Insgesamt 18.248 Versorgungsunterbrechungen haben die heimischen Netzbetreiber 2014 an die E-Control gemeldet, davon waren 7.568 geplant. In knapp 42 Prozent der Fälle wurden die Kunden also im Voraus über die Abschaltung informiert. Sonst waren Gewitter oder außergewöhnliche Ereignisse schuld an den Ausfällen.

Weniger Ausfälle in Deutschland

Der Blick über die Landesgrenze zeigt, dass die Österreicher 2014 deutlich länger auf Strom verzichten mussten als einige Nachbarn.
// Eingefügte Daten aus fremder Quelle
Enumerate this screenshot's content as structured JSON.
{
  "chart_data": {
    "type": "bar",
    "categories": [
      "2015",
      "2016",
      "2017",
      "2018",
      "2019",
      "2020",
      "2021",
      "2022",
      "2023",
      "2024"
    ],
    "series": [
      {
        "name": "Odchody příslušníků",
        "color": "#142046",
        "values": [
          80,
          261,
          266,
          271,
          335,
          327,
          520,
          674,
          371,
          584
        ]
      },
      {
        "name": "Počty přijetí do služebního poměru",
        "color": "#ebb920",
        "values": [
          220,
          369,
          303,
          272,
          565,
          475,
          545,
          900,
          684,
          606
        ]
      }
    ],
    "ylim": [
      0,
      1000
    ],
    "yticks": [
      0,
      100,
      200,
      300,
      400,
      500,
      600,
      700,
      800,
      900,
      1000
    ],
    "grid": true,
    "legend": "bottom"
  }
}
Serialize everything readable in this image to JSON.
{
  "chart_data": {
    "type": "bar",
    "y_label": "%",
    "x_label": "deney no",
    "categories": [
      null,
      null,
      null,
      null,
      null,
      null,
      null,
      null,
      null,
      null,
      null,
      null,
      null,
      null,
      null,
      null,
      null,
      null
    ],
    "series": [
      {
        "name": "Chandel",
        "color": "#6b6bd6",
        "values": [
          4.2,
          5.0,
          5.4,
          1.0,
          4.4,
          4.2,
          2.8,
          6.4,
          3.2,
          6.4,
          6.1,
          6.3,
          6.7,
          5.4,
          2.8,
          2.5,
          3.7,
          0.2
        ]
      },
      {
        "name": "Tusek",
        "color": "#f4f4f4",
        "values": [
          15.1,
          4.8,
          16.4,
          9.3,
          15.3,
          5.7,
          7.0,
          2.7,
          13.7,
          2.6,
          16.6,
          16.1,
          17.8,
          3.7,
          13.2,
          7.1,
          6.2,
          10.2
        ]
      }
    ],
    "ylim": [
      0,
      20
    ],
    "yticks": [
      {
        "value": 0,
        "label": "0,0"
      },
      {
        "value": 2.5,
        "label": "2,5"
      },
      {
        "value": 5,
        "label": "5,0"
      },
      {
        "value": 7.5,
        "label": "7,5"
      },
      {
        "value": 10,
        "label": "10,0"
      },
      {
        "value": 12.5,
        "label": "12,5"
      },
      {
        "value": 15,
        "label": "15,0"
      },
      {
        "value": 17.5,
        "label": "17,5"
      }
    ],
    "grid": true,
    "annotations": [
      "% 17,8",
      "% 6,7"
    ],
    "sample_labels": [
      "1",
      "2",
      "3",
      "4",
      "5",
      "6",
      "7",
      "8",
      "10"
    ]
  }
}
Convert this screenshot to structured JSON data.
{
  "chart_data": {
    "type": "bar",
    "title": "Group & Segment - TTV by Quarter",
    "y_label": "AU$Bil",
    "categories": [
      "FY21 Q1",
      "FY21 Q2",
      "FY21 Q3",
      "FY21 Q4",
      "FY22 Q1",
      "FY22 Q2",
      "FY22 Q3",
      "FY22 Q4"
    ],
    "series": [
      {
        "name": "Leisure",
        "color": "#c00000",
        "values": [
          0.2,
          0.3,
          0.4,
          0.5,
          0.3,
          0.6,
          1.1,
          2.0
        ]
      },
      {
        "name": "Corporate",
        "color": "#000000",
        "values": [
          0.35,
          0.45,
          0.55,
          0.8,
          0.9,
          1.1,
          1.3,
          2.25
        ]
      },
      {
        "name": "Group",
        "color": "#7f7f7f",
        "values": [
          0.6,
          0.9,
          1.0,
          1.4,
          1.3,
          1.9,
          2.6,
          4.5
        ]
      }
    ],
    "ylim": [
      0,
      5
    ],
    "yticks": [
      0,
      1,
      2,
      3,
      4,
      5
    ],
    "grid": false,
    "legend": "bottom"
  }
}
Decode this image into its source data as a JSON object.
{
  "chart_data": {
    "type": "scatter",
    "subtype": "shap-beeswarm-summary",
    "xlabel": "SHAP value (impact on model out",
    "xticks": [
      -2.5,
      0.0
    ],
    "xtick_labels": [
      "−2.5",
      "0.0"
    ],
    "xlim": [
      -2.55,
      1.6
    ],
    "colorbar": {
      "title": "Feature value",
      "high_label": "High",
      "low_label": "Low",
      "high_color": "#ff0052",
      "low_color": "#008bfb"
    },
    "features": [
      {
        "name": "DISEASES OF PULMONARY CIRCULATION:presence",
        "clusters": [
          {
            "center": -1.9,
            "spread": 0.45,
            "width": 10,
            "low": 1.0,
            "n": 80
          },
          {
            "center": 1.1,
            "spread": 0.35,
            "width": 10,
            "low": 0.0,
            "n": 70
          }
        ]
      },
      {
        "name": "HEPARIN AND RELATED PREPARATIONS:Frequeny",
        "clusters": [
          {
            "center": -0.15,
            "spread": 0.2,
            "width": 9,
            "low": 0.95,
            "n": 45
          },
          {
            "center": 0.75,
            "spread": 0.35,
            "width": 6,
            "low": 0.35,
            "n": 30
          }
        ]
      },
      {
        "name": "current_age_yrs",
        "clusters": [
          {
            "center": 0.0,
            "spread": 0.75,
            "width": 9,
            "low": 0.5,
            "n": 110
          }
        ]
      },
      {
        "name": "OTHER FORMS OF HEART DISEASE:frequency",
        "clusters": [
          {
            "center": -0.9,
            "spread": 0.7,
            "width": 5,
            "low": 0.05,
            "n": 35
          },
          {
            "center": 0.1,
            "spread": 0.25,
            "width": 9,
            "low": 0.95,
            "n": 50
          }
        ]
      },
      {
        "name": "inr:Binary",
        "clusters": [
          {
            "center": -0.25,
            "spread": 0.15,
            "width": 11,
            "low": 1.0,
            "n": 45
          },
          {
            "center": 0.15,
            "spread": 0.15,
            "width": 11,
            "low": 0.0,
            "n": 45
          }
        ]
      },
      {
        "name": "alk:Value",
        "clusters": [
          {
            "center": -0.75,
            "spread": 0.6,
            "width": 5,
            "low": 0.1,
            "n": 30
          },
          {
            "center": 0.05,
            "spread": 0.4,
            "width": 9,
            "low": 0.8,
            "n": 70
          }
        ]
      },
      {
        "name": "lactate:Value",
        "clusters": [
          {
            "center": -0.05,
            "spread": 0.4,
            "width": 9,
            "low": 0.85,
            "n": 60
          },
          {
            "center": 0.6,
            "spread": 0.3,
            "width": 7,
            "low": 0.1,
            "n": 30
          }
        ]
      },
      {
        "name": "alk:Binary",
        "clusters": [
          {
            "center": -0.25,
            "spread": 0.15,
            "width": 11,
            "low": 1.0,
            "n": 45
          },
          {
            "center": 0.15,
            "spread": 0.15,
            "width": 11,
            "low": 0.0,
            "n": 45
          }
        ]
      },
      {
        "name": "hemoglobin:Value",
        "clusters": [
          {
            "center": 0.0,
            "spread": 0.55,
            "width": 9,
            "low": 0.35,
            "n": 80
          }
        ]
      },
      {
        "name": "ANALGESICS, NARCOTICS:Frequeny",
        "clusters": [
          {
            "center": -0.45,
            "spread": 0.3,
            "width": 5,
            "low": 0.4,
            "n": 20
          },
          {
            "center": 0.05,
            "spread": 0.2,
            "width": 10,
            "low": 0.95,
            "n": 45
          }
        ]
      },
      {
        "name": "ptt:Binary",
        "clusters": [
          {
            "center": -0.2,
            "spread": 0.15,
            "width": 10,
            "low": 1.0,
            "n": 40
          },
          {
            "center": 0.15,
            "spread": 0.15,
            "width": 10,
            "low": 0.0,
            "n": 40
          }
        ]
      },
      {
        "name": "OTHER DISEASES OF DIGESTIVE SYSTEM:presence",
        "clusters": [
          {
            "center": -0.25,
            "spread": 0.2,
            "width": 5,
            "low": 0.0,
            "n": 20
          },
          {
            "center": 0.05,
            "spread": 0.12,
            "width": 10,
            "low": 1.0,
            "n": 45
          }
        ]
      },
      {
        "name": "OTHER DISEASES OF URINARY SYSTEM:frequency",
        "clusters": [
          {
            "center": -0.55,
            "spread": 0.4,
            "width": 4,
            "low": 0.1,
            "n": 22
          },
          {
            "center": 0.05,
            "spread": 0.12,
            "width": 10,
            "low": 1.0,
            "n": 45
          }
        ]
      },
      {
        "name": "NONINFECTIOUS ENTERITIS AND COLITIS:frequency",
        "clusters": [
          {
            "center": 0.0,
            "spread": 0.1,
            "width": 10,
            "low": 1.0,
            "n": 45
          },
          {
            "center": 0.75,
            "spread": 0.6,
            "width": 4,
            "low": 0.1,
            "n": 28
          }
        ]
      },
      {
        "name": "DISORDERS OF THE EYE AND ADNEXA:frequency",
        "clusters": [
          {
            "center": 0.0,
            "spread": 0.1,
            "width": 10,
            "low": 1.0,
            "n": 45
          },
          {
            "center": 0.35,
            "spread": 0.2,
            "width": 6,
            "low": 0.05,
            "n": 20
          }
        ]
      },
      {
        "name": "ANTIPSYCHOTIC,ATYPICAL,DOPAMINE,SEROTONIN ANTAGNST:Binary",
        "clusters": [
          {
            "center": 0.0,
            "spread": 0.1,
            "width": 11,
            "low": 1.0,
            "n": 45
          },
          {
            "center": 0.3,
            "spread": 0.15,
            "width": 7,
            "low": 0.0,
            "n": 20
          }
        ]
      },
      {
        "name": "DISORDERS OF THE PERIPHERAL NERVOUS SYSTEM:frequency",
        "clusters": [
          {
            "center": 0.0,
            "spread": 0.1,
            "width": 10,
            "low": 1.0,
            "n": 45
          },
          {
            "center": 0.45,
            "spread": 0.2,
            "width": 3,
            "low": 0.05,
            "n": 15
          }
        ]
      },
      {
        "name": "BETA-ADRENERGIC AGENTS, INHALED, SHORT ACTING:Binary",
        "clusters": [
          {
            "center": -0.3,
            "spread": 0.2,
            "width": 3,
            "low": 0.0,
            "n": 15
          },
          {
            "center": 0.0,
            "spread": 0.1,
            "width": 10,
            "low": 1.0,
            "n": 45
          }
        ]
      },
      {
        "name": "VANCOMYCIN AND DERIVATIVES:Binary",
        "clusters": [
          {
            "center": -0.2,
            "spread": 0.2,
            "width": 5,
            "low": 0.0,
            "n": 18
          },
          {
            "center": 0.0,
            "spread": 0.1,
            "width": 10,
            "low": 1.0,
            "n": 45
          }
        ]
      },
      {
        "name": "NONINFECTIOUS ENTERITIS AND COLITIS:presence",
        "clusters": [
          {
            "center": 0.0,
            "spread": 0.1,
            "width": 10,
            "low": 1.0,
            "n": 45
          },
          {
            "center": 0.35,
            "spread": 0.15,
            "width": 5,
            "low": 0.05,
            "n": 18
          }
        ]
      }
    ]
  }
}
In der Schweiz gab es im Vorjahr nur 8,6 Minuten ungeplante Stromunterbrechungen sowie weitere 10 Minuten geplante Ausfälle. In Deutschland waren die Verbraucher im Schnitt nur 12,28 Minuten ohne Strom - der beste Wert seit Beginn der systematischen Erfassung vor neun Jahren.

Boltz erklärt den großen Unterschied zu Österreich mit der Topografie. "Wir haben einen guten Teil der Stromanschlüsse im alpinen Raum, wo es Vereisungen und Erdrutsche gibt. In Deutschland wohnen 80 Prozent der Bevölkerung in flachem Gebiet." Zudem unterscheide sich die Siedlungsstruktur der beiden Länder. "In Deutschland leben viel mehr Leute in Städten als in Österreich." Wenn im alpinen Raum eine Leitung unterbrochen ist, könne das gleich ein ganzes Tal betreffen. In Wien dagegen sei die Wahrscheinlichkeit groß, dass es ein Ersatzkabel gibt.

Der Regulator ist mit der heimischen Versorgungssicherheit (99,99 Prozent) sehr zufrieden. Österreich liege seit Jahren im europäischen Spitzenfeld. In Frankreich sei der Strom im Jahr 2013 beispielsweise 68 Minuten ausgefallen, in Italien 42 Minuten, in Schweden 71 Minuten und in Polen sogar 255 Minuten.

Vergleich nicht ganz fair

Ein direkter Vergleich sei aber nicht ganz fair, denn nicht nur unterscheide sich die Topografie der einzelnen Länder, sondern auch die Erhebungsart. In Österreich müssen die Netzbetreiber die Stromausfälle seit vergangenem Jahr bereits ab der ersten Sekunde melden - in der E-Control-Statistik werden dann aber nur jene, die länger als drei Minuten dauern, berücksichtigt. In anderen Ländern erfolge die Datenerhebung nicht so akribisch. So sei es etwa fraglich, ob der deutsche Regulator von allen rund 800 Netzbetreibern Daten in dieser Güte bekomme, sagte Boltz.

Was sich jedenfalls nicht bewahrheitet habe, sei die Furcht, dass es mit der Liberalisierung des Strommarkts im Jahr 2001 zu mehr Störungen kommt. Puncto Ausfallsdauer habe es sogar leichte Verbesserungen gegeben. Würde man die Versorgungssicherheit noch stärker verbessern wollen, müsste man laut Boltz "sehr, sehr viel investieren" - was die Kunden weniger begeistern dürfte, denn sie müssten dann mehr an Netzgebühren zahlen.